– А именно?
– Ну… чтобы женщина ждала.
– Почему? – удивился Белов.
– Страшно…
– Что не дождётся?..
– Да… Да нет, не в этом дело. Вообще – выбор. Ожидание – уже выбор, уже соблазн. Ведь никогда не знаешь, как тебя дождутся. Нельзя позволять себе зависеть от чужих ошибок…
– Сложно у вас, – Белов произнёс это так, что непонятно было, имеет ли он в виду только Зуева или и ту, которая его не ждёт.
Зуев потёр ладонями лицо. Ему казалось, что, говоря в полузабытьи, он лишь сейчас по-настоящему проснулся. И ответил нехотя:
– Просто мысли болезненные. И сны, я знаю… Это кто воркует?
– Про эту не скажу, – охотно свернул Белов. – Ну, а вчерашних гостий слышите?
– Это? – Зуев изобразил присвист.
Белов хмыкнул:
– Похоже. Только это трещотки, торопыжки, а те-то вон, зады подпевают… Разобрали?
Зуев неуверенно кивнул.
– Да вы прислушайтесь! – Белов азартно замер на коленях, подняв руки. – Ну, куликов исключаем, крикливы больно. Теперь здесь. Вот запевала, в три ноты альтует, – заряночка: оп, отпелась. Цыкает который, это дрозд, кликает – юрок. Свистят – так, синицы, пищухи всякие… Народу, вообще-то, не густо… А вот послушайте, защебетала: завирушка. Фиоритуристая пичуга, только голосок слабоват… да вот он тянется, слышите? Дятел опять закричал, а теперь дробить пошёл. И нам пора.
– А вы в детстве в городе жили? – с сомнением спросил Зуев, выбираясь из палатки.
– Насчёт птиц? Так ведь хоть в деревне, а если учитель не сумасшедший энтузиаст, он скорее всю биологию от ума отобьёт, чем в лес сводит да научит травку от травки отличить. Сами знаете, как нас – среднеобразовывают… А я сам. Обидно ведь – столько плавать, а природы не знать. Гонка-то гонкой, конечно, да у сердца своя пища… И напарник у меня как раз был, дока, любил птиц. Иную мог выдразнить – чуть не в руки слетали.
– А где он сейчас? – спросил Зуев, чуть хрустнув голосом.
– Сейчас он дельтапланерист, – произнёс Белов с задумчивым сарказмом.
Зуев сошёл к звенящему Мелосу. Небо тончало, предчувствуя солнце. У берега была небольшая заводь, и когда Зуев приблизился, из неё серою массой хлынула плотвичка. Он отступил на шаг. Несколько любопытных мордочек просветились в воде, плеснули спинки, и в полминуты заводь снова была полна не одной, наверное, сотнею рыбёшек. Одни, шевеля губами, тыкались в глинистый берег, другие магнетическими параллельными стайками рыскали взад и вперёд, проходя – стая сквозь стаю – со слизистой ловкостью, третьи неподвижно висели над дном. Осторожно, не качнув травинки, не положив тени, Зуев сделал обратный шаг. В тот же миг, как от ужасного врага, вся плотва метнулась вон и оставила человеку чистую воду. Он наклонился и черпнул котелком.

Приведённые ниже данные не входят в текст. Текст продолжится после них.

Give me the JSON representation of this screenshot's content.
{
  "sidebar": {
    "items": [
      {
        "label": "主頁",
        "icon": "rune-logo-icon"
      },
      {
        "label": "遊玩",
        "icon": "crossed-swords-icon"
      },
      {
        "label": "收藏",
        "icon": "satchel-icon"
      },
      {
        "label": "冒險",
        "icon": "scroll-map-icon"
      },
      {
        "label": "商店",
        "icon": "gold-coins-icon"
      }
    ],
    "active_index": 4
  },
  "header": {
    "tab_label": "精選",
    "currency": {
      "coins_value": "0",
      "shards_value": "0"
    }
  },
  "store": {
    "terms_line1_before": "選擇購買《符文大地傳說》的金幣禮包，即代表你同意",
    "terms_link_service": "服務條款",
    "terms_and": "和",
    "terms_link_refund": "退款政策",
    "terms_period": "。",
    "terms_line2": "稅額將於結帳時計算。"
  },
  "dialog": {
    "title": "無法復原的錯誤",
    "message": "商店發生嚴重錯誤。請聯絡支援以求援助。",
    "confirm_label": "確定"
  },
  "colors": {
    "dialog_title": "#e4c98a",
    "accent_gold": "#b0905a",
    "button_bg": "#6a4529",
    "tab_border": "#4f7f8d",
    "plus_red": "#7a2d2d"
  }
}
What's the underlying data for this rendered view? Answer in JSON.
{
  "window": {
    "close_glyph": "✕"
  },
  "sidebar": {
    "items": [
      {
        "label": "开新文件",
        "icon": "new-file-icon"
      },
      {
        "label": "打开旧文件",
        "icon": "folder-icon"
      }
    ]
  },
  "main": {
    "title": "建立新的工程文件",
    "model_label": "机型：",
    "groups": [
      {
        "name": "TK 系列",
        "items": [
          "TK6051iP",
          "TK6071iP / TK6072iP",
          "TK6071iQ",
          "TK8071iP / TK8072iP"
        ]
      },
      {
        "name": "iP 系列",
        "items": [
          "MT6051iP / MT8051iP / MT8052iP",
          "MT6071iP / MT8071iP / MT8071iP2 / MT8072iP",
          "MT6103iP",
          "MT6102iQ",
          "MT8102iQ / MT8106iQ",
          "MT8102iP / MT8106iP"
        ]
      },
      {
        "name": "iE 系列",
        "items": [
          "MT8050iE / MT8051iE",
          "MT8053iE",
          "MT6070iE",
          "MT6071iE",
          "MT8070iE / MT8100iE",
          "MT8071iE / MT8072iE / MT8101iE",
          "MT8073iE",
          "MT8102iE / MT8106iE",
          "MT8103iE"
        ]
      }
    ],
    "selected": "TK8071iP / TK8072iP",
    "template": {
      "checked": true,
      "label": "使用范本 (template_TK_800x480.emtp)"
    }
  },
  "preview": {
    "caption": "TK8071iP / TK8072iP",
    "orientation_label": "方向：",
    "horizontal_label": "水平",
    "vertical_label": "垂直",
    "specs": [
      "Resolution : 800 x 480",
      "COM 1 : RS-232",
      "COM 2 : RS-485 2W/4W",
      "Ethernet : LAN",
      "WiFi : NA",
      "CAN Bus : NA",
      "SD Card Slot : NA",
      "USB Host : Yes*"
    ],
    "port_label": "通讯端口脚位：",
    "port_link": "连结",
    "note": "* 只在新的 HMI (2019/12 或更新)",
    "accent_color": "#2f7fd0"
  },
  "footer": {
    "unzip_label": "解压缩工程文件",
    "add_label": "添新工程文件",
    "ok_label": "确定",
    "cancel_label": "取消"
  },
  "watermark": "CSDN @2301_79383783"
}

Возле палатки Белов делал зарядку, держа в каждой руке по изрядному камню. В волосах его торчали хвоинки.
– Сублимируете? – сказал Зуев.
Белов засмеялся. Птицы угасли, лишь дятел редко дробил; однако тишина, зевнув, уступила чувству жизни, в котором люди сглатывали паузы внутренним шумом своего существа. Зуев густо разъярил пламя и вскоре опустил в кипяток пару пакетиков, с аппетитом наблюдая быстрый разлив вишнёвости. Они разделили банку каши, и было ещё полмешка тянучего печенья.
Чай разлил тёплую истому. Низколесье противоположного берега уже подёрнулось жёлтой пенкой, – стремительная граница сгоняла утро, прослаивая небо высью.
Белов разложил карту и капнул в неё несколько карандашных штрихов расчёта. Его воображение старалось заранее приручить маршрут дня. Зуев опустился на колени, тоже наклоняясь над картой. Их плечи шуршанием соприкоснулись. Неожиданно Зуева кольнула память – без образа, даже без запаха, одним смыслом стыдливого детства, – и это было почти до слёз, конечно, тогдашних… Ему захотелось ещё раз испытать прикосновением плечо, но он знал, что это ненужный миг. Он плыл не для дружбы и не представлял, о чём мог бы обнять чужую мужскую спину. Тем приятней сейчас на коленях было не отличаться от Белова.